Another great power feature that Infery provides for all ONNX and TensorRT models is layer profiling. After loading an engine, with just a 1-line call to the get_layers_profile_dataframe method you can get a table showing the latencies for each of the deep learning model’s layers. This is especially useful for weeding out slow and unexpressive layers that hurt a model’s performance much more than they improve its latency.
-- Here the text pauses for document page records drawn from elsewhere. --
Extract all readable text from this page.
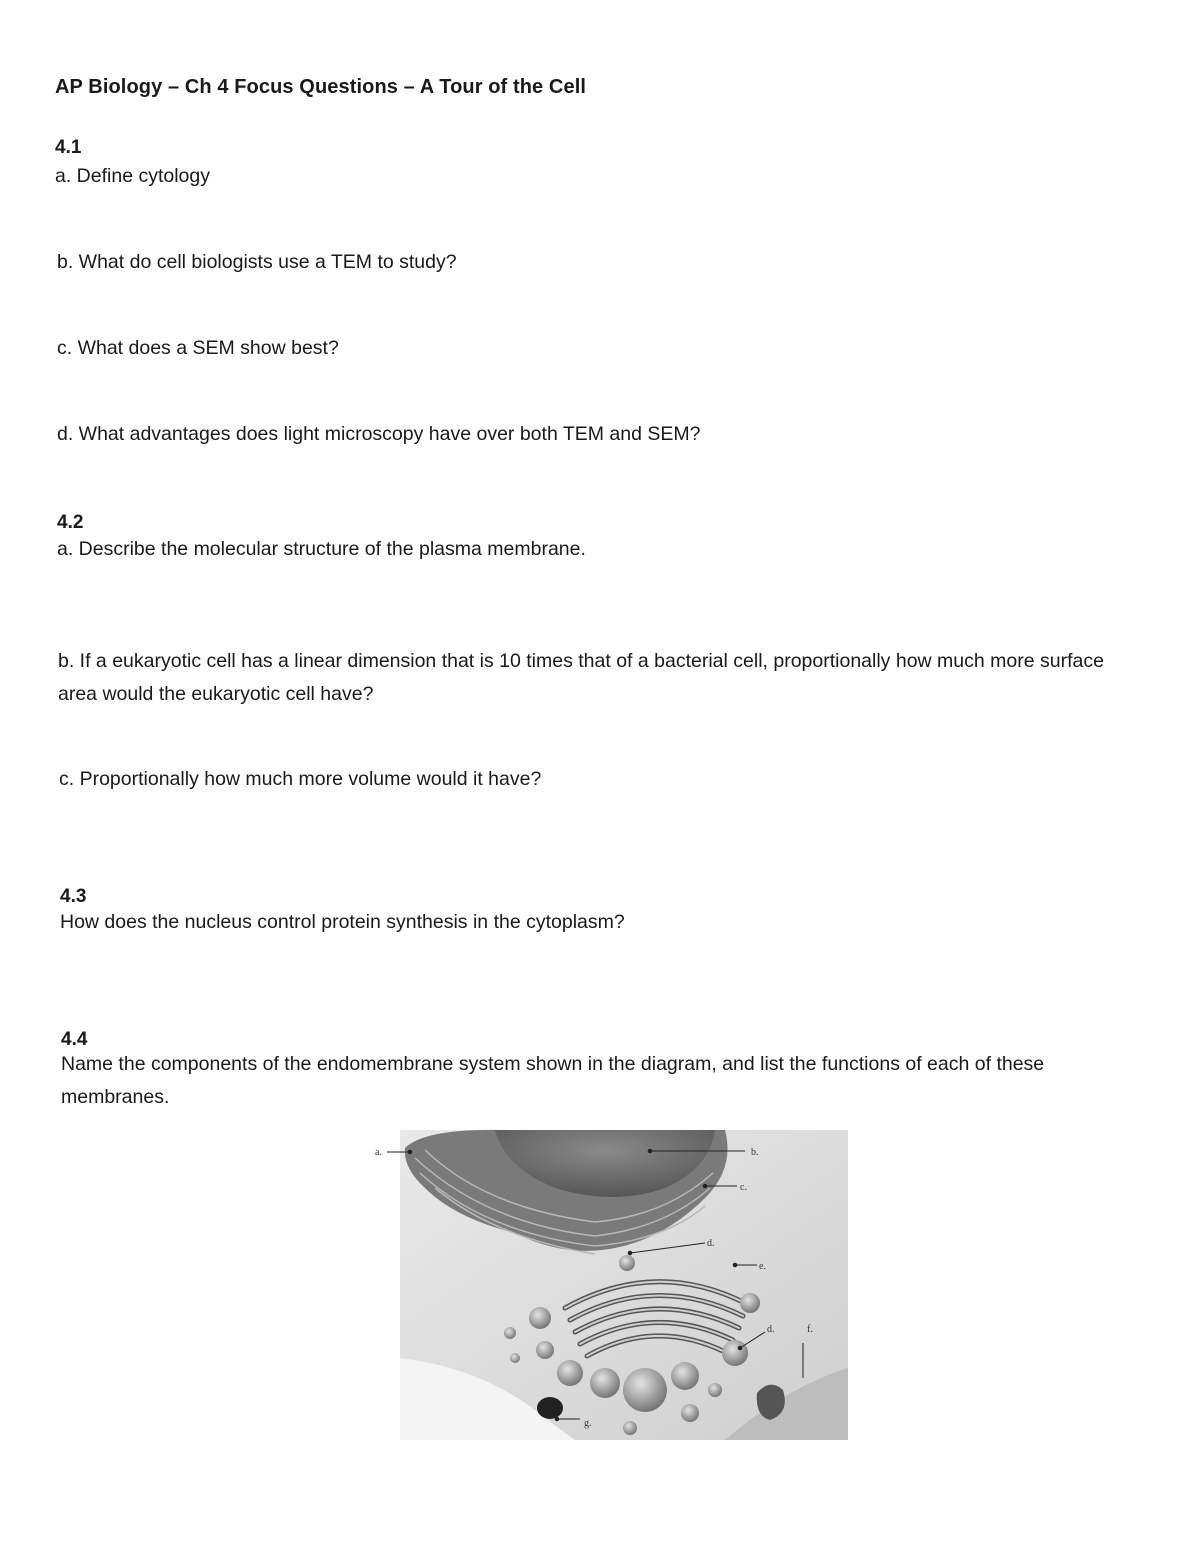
AP Biology – Ch 4 Focus Questions – A Tour of the Cell
4.1
a. Define cytology
b. What do cell biologists use a TEM to study?
c. What does a SEM show best?
d. What advantages does light microscopy have over both TEM and SEM?
4.2
a. Describe the molecular structure of the plasma membrane.
b. If a eukaryotic cell has a linear dimension that is 10 times that of a bacterial cell, proportionally how much more surface area would the eukaryotic cell have?
c. Proportionally how much more volume would it have?
4.3
How does the nucleus control protein synthesis in the cytoplasm?
4.4
Name the components of the endomembrane system shown in the diagram, and list the functions of each of these membranes.
a.	b.
c.
d.
e.
d.	f.
g.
Here’s a simple example on how to generate a dataframe of the model layers, and the time each layer takes in ms:

model = infery.load(
   model_path="resnet18.engine",
   framework_type="trt",
   profiling=True
)
model.get_layers_profile_dataframe()

and the coressponding output:

Once you’ve got a list of the layer profiles, calling the model.get_bottlenecks method will sort the layers and leave the most problematic ones at the top of the list. Below is an example of this method, along with the creation of a plot to illustrate the results provided.

bottlenecks = model.get_bottlenecks(num_layers=10)
ax = bottlenecks.plot.bar(
   x="Layer Name", y="ms", rot=90, title="ResNet18 ONNX Bottlenecks - Total Time"
)
ax.set_xlabel("Layer Name")
ax.set_ylabel("Inference Time [ms]")


# Plot total time (ms) spend in each layer
ax = bottlenecks.plot.bar(
   x="Layer Name",
   y="Percentage",
   rot=90,
   title="ResNet18 ONNX Bottlenecks - Percentage",
)

The plot makes it easy to identify which layers have faster inference time and which have longer ones.